Even if the venue or production company has plenty of mics, stands, cables, I am never without a few essentials. These essentials include a small set of screwdrivers, a flashlight/headlight, a few extra mics and cables, tape (e-tape, console, gaffe) and my iPad. This load out has the ability to get the job done, but I would like to add a real SPL Meter and not have to use the mic built in on my iPad. Though I did test the iPad SPL meter app against my friend’s actual SPL meter and they were within a few dBs of each other.
The screwdrivers are very handy when having to take the connector off of a cable when troubleshooting. And with the extra cables you brought, you were able to get to show going again plus giving yourself time to check the cable connections back at the board.
SM57. Great utility mic. Pardon the cliché, but you can never have too many 57s.
The tape comes in handy for anything and everything. From labeling things to holding the hanging guitar mic in place. The possibilities for use are endless and having it makes you look good when the drummer inevitably asks for some to tame his snare drum.

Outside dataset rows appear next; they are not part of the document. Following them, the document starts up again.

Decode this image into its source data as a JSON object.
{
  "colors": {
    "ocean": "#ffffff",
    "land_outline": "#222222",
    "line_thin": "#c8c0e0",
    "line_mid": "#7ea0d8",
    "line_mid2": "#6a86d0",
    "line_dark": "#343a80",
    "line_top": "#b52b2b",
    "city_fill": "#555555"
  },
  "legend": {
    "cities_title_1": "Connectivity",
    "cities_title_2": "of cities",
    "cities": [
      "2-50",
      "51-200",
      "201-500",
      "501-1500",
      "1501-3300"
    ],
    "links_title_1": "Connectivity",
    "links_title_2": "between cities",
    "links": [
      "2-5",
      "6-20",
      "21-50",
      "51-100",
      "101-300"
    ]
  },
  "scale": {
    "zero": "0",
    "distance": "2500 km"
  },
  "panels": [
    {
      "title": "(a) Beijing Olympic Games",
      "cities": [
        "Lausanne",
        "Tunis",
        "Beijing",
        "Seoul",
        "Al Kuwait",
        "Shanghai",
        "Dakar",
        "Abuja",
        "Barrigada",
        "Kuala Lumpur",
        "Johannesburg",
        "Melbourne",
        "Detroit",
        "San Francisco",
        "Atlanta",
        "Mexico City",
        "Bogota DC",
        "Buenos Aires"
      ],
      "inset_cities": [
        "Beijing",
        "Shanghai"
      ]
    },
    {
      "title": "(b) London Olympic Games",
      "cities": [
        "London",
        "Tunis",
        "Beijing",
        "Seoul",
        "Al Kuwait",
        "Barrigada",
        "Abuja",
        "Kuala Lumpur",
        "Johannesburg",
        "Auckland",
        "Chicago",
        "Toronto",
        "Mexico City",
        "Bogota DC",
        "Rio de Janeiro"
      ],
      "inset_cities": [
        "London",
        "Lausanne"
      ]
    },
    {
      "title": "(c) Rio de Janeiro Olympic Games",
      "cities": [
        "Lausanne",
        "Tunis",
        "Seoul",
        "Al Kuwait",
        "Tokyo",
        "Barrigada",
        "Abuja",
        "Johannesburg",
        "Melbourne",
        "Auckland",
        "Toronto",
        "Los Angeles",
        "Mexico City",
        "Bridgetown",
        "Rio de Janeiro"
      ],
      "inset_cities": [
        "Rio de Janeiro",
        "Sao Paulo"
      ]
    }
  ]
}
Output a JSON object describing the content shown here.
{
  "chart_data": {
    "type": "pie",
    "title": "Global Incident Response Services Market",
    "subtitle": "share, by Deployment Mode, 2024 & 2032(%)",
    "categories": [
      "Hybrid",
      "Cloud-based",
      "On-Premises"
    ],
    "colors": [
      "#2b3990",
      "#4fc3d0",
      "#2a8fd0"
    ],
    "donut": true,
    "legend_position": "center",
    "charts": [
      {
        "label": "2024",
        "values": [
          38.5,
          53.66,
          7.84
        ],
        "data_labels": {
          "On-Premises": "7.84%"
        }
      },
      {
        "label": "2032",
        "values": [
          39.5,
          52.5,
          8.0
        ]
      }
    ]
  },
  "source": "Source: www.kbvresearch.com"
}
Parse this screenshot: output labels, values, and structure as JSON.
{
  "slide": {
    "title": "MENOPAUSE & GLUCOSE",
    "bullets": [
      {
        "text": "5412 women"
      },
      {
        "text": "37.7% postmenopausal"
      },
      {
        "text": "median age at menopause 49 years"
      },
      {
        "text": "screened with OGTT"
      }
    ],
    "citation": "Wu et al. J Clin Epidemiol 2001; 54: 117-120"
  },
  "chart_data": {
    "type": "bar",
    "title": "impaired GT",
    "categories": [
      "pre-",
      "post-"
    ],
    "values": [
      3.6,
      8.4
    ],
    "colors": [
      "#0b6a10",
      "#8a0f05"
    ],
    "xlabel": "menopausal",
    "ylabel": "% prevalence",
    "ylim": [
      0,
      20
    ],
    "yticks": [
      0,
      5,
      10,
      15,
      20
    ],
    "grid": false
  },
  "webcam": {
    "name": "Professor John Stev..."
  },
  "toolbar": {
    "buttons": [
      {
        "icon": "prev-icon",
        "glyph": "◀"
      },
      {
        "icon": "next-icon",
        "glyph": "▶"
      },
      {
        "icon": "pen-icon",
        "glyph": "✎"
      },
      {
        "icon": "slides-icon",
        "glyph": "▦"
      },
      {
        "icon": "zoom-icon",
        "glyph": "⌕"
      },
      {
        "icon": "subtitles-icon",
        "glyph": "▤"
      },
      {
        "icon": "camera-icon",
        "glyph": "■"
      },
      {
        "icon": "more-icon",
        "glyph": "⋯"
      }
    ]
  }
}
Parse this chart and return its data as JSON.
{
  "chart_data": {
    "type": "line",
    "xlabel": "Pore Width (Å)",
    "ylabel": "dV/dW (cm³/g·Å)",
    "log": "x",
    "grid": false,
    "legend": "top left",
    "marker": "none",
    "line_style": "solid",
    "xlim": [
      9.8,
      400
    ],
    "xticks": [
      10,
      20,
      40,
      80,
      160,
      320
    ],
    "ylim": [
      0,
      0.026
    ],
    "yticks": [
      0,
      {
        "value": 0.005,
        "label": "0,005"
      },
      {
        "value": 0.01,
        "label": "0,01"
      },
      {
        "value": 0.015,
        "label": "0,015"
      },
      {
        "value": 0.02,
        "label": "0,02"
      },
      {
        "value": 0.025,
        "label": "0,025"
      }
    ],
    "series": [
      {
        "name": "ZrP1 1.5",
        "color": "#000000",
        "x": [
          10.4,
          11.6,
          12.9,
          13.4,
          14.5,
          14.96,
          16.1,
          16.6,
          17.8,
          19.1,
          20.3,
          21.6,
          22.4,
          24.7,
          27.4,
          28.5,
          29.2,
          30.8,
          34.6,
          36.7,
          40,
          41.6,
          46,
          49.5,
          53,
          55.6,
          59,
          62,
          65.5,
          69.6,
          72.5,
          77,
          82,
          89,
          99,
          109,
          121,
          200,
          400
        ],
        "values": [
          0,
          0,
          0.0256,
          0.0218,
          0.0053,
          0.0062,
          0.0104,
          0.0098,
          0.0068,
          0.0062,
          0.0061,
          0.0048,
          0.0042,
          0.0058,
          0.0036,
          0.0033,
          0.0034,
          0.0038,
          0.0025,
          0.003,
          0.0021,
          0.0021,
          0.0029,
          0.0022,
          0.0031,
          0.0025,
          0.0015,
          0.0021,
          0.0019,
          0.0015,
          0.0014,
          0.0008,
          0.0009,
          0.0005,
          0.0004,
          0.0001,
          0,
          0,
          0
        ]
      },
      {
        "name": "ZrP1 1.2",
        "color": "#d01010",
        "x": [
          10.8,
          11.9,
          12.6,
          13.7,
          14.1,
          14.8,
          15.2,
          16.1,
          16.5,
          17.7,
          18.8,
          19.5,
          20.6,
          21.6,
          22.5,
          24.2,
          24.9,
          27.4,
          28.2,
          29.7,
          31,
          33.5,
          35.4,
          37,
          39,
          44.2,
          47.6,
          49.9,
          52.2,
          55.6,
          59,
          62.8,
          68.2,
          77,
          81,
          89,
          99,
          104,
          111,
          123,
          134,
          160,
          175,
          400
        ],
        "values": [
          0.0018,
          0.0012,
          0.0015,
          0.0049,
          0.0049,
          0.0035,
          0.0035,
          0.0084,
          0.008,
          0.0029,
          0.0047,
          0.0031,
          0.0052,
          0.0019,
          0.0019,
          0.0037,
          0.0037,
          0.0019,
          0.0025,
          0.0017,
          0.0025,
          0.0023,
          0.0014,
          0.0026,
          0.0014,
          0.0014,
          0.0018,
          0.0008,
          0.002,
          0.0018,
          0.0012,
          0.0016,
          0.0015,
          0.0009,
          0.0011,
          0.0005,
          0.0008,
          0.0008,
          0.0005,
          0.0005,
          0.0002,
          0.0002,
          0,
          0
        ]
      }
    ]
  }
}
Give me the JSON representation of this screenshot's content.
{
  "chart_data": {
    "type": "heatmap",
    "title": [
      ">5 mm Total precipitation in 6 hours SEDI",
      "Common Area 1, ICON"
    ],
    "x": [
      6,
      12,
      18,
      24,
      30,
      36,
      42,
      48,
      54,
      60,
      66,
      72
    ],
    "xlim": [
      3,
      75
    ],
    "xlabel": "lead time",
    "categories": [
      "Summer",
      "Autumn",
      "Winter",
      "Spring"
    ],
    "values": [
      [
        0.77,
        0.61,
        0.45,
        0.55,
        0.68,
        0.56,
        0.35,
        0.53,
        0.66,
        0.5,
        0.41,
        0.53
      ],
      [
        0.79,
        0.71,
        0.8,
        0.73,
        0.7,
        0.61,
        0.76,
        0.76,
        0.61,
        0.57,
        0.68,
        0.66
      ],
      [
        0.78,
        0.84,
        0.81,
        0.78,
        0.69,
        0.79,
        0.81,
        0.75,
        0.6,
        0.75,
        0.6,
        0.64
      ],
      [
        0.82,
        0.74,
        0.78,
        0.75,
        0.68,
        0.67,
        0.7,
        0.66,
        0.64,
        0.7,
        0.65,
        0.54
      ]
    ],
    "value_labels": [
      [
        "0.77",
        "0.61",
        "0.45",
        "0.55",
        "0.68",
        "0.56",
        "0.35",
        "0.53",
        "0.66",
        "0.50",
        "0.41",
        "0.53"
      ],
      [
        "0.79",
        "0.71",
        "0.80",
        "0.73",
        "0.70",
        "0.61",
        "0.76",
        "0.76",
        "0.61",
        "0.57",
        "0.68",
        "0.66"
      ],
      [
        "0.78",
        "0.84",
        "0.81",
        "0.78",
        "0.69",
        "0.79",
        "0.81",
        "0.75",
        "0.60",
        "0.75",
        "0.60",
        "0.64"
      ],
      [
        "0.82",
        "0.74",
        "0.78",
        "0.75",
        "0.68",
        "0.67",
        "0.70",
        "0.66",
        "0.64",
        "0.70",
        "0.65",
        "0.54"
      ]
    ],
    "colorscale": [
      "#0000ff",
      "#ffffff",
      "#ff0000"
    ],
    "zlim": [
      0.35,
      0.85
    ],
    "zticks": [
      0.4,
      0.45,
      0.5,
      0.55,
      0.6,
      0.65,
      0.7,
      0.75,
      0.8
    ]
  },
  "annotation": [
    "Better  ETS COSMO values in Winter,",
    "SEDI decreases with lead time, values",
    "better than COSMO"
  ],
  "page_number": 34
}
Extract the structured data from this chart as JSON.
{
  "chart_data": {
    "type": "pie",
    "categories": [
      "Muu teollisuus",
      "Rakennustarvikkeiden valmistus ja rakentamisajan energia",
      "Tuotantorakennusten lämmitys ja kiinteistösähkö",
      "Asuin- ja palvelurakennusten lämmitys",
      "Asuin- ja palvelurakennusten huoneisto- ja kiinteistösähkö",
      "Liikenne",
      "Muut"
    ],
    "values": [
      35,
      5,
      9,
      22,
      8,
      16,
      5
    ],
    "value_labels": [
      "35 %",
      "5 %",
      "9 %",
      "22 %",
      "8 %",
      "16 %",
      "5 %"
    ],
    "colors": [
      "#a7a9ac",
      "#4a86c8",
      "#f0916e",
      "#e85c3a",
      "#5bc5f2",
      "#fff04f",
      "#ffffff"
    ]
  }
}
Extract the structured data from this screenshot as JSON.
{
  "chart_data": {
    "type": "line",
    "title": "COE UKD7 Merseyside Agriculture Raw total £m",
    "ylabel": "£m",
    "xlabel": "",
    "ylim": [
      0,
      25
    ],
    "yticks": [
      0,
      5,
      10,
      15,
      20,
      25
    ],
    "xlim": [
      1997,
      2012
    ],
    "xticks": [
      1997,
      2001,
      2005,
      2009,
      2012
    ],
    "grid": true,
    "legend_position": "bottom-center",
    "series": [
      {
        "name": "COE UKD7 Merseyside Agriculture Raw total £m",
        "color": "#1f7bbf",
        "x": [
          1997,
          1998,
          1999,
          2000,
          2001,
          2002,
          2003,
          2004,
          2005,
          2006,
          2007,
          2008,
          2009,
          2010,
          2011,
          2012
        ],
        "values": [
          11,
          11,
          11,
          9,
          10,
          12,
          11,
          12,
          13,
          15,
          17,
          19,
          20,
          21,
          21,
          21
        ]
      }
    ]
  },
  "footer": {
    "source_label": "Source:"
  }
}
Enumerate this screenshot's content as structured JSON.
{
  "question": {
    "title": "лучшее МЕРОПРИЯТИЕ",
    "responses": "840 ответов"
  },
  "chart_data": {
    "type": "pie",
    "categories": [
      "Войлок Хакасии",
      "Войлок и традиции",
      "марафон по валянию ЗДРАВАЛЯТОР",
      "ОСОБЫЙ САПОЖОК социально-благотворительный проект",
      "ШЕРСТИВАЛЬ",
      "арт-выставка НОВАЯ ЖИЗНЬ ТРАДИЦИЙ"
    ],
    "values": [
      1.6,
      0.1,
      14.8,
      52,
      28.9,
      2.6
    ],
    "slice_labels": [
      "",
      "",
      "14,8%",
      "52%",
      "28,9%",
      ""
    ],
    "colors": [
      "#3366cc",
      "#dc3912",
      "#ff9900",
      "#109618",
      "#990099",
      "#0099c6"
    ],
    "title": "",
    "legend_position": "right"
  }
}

iPads are cool. Depending on the console, the iPad can be connected and used wherever in the room (hooray for not being stuck mixing in the bass trap at the back of the room). Plus you have access to information on the fly. So if you walk into a gig and the venue has a board or piece of gear you are unfamiliar with, you can look it up instantly. Also, there is an array of audio apps you can utilize while working, I use AudioTools. The SPL meter and RTA a nice things to have while at FOH.
My backpack gets a little heavy sometimes (especially when I was carrying my Beta52), but I’d rather have this extra stuff with me. I could throw a lot of sayings at you like “it’s better to have it and not need it, then to need it and not have it” or “failing to prepare is preparation for failure”, but you get the idea. The name of the game is speed and efficiency. Having these tools at the ready make you look professional.
Now it’s time to sit back, sip my ginger ale, and eat my airline peanuts (yes, they are handing out peanuts again!). See you in San Diego.